30 December 2007

🏗️Software Engineering: Failure (Just the Quotes)

"A complex system can fail in an infinite number of ways." (John Gall, "General Systemantics: How systems work, and especially how they fail", 1975)

"Failure to allow enough time for system test, in particular, is peculiarly disastrous. Since the delay comes at the end of the schedule, no one is aware of schedule trouble until almost the delivery date. Bad news, late and without warning, is unsettling to customers and to managers." (Fred P Brooks, "The Mythical Man-Month: Essays", 1975)

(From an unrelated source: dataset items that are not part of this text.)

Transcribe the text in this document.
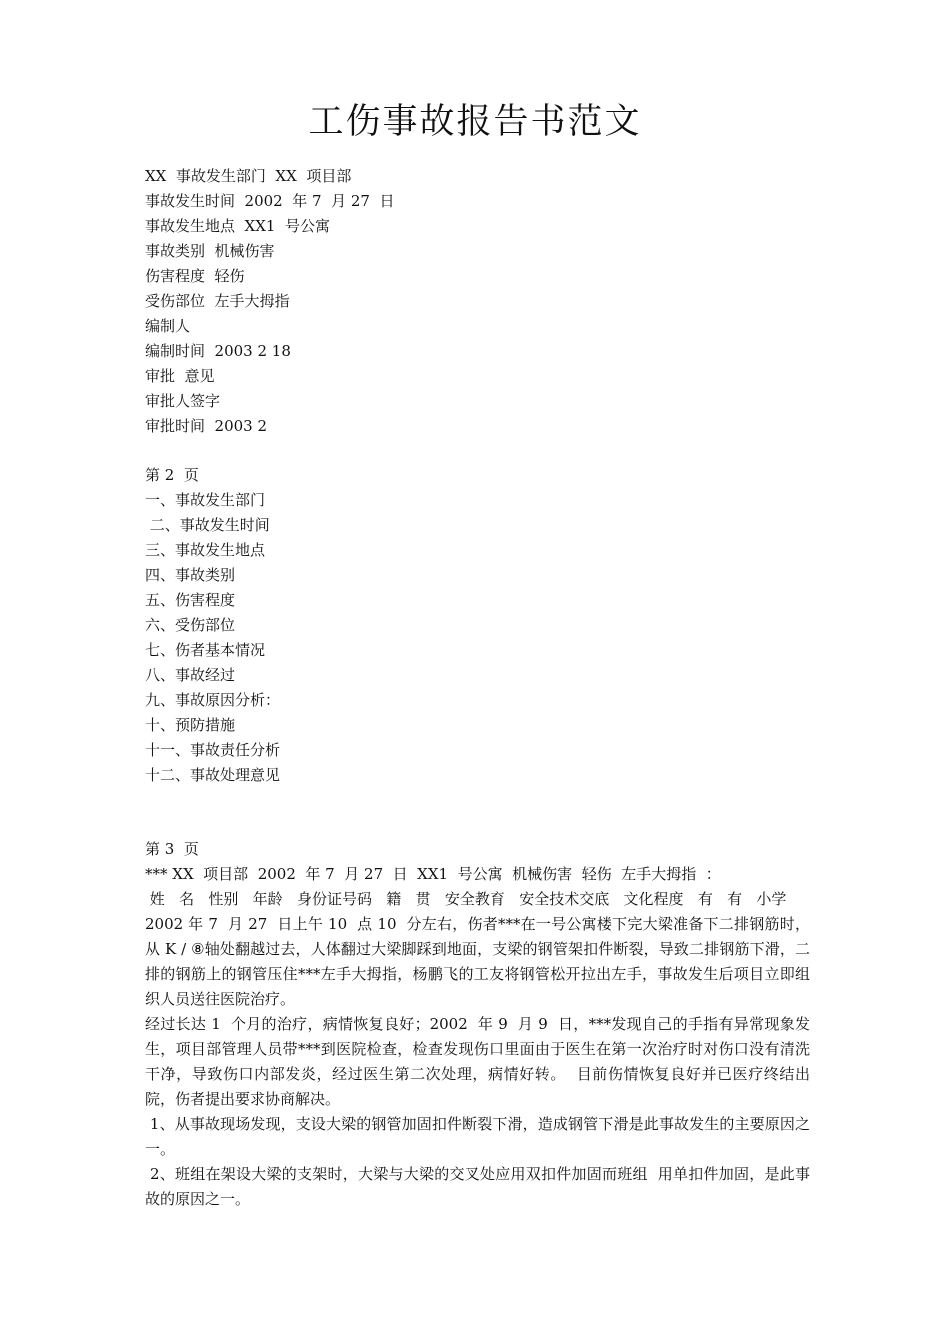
工伤事故报告书范文
XX  事故发生部门  XX  项目部
事故发生时间  2002  年 7  月 27  日
事故发生地点  XX1  号公寓
事故类别  机械伤害
伤害程度  轻伤
受伤部位  左手大拇指
编制人
编制时间  2003 2 18
审批  意见
审批人签字
审批时间  2003 2
第 2  页
一、事故发生部门
二、事故发生时间
三、事故发生地点
四、事故类别
五、伤害程度
六、受伤部位
七、伤者基本情况
八、事故经过
九、事故原因分析：
十、预防措施
十一、事故责任分析
十二、事故处理意见
第 3  页
*** XX  项目部  2002  年 7  月 27  日  XX1  号公寓  机械伤害  轻伤  左手大拇指  ：
姓   名   性别   年龄   身份证号码   籍   贯   安全教育   安全技术交底   文化程度   有   有   小学
2002 年 7  月 27  日上午 10  点 10  分左右，伤者***在一号公寓楼下完大梁准备下二排钢筋时，从 K / ⑧轴处翻越过去，人体翻过大梁脚踩到地面，支梁的钢管架扣件断裂，导致二排钢筋下滑，二排的钢筋上的钢管压住***左手大拇指，杨鹏飞的工友将钢管松开拉出左手，事故发生后项目立即组织人员送往医院治疗。
经过长达 1  个月的治疗，病情恢复良好；2002  年 9  月 9  日，***发现自己的手指有异常现象发生，项目部管理人员带***到医院检查，检查发现伤口里面由于医生在第一次治疗时对伤口没有清洗干净，导致伤口内部发炎，经过医生第二次处理，病情好转。  目前伤情恢复良好并已医疗终结出院，伤者提出要求协商解决。
1、从事故现场发现，支设大梁的钢管加固扣件断裂下滑，造成钢管下滑是此事故发生的主要原因之一。
2、班组在架设大梁的支架时，大梁与大梁的交叉处应用双扣件加固而班组  用单扣件加固，是此事故的原因之一。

"The fundamental problem with software maintenance is that fixing a defect has a substantial (20-50 percent) chance of introducing another. So the whole process is two steps forward and one step back. Why aren't defects fixed more cleanly? First, even a subtle defect shows itself as a local failure of some kind. In fact it often has system-wide ramifications, usually nonobvious. Any attempt to fix it with minimum effort will repair the local and obvious, but unless the structure is pure or the documentation very fine, the far-reaching effects of the repair will be overlooked. Second, the repairer is usually not the man who wrote the code, and often he is a junior programmer or trainee. (Frederick P. Brooks, "The Mythical Man-Month" , 1975)

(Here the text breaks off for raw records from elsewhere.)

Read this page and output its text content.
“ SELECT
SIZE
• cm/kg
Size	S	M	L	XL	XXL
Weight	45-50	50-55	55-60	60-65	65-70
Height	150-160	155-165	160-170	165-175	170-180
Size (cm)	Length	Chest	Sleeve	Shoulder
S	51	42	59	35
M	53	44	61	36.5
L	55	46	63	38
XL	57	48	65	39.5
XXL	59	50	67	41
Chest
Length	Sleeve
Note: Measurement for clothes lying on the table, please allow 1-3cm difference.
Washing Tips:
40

"Systems with unknown behavioral properties require the implementation of iterations which are intrinsic to the design process but which are normally hidden from view. Certainly when a solution to a well-understood problem is synthesized, weak designs are mentally rejected by a competent designer in a matter of moments. On larger or more complicated efforts, alternative designs must be explicitly and iteratively implemented. The designers perhaps out of vanity, often are at pains to hide the many versions which were abandoned and if absolute failure occurs, of course one hears nothing. Thus the topic of design iteration is rarely discussed. Perhaps we should not be surprised to see this phenomenon with software, for it is a rare author indeed who publicizes the amount of editing or the number of drafts he took to produce a manuscript." (Fernando J Corbató, "A Managerial View of the Multics System Development", 1977)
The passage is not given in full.